Und wieder einmal bleibt Gottfried Waldhäusl über. Das freiheitliche Urgestein musste nun bereits zum dritten Mal mitansehen, wie die Parteispitze seine Heimatpartei in die Luft sprengt. Zuerst dampfte ein gewisser Rosenstingl mit der Parteikasse nach Brasilien ab. Waldhäusl blieb, half, die bankrotte FPNÖ zu sanieren. Danach färbte Jörg Haider in Knittelfeld die FPÖ orange - Waldhäusl blieb blau. Als Einziger in Niederösterreich. Er wurde sogar aus seinem Büro im Landhaus delogiert und fand seinen Schreibtisch am Gang wieder. Trotzdem baute er die Partei aus den Trümmern wieder auf.

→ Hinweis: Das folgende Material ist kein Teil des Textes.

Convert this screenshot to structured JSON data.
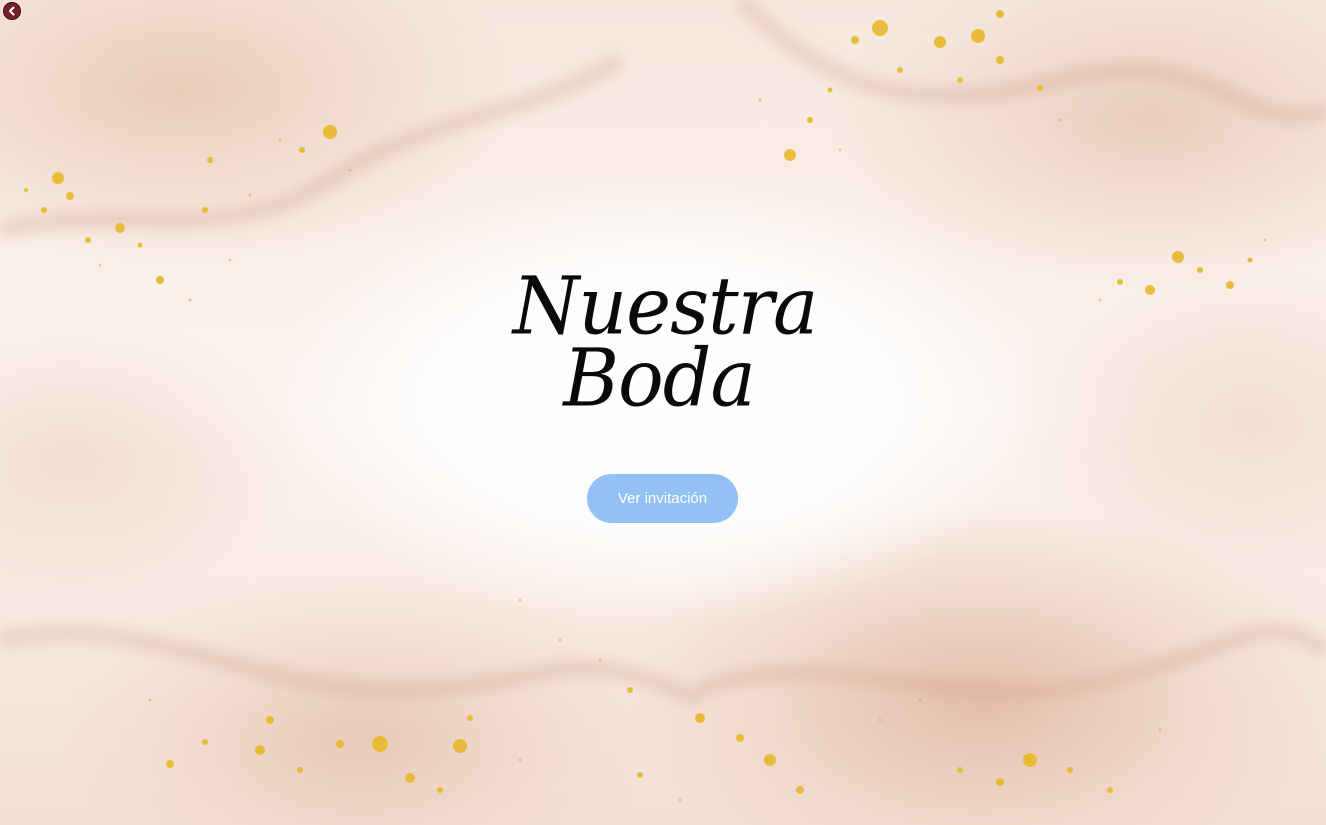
{
  "title": {
    "line1": "Nuestra",
    "line2": "Boda"
  },
  "cta": {
    "label": "Ver invitación"
  },
  "icons": {
    "back": "back-arrow-icon"
  },
  "colors": {
    "button": "#93c1f6",
    "button_text": "#ffffff",
    "title_text": "#0a0a0a",
    "gold": "#e6b82a",
    "back_icon": "#7a1f2a"
  }
}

Russen, Gucci und der Führer

Und nun geht die Misere von vorne los. Der Bundesparteichef wollte erst die Republik an Russen verscherbeln und bediente sich jahrelang am Spesenkonto der Partei. Den NÖ-Landtagsklub führt ein Burschenschafter, in dessen Bude lustige Liedchen über die Vergasung von Millionen Juden kursierten. Ein Landtagsabgeordneter gratulierte an Hitlers Wiegenfest augenzwinkernd zum Geburtstag und eine zweite postete zum selben Anlass Eiernockerl, die Leibspeise des Führers.

Schlag aufs Hosentürl

Mit dieser Hypothek ging die FPÖ in die Wahl und muss in vier Monaten Gemeinderatswahlen schlagen. Der wahre Schaden dabei ist aber weniger der „Schlag aufs Hosentürl“, den der Wähler der FPÖ verpasste. Es ist die Problematik, genug Mandatare zu finden, welche für die FPÖ kandidieren. Schon jetzt hatten die Blauen Probleme, alle gewonnenen Mandate in Gemeinderäten zu besetzen. Und das wird nun nicht einfacher. Wer will schon einer illustren Truppe wie der oben beschriebenen angehören?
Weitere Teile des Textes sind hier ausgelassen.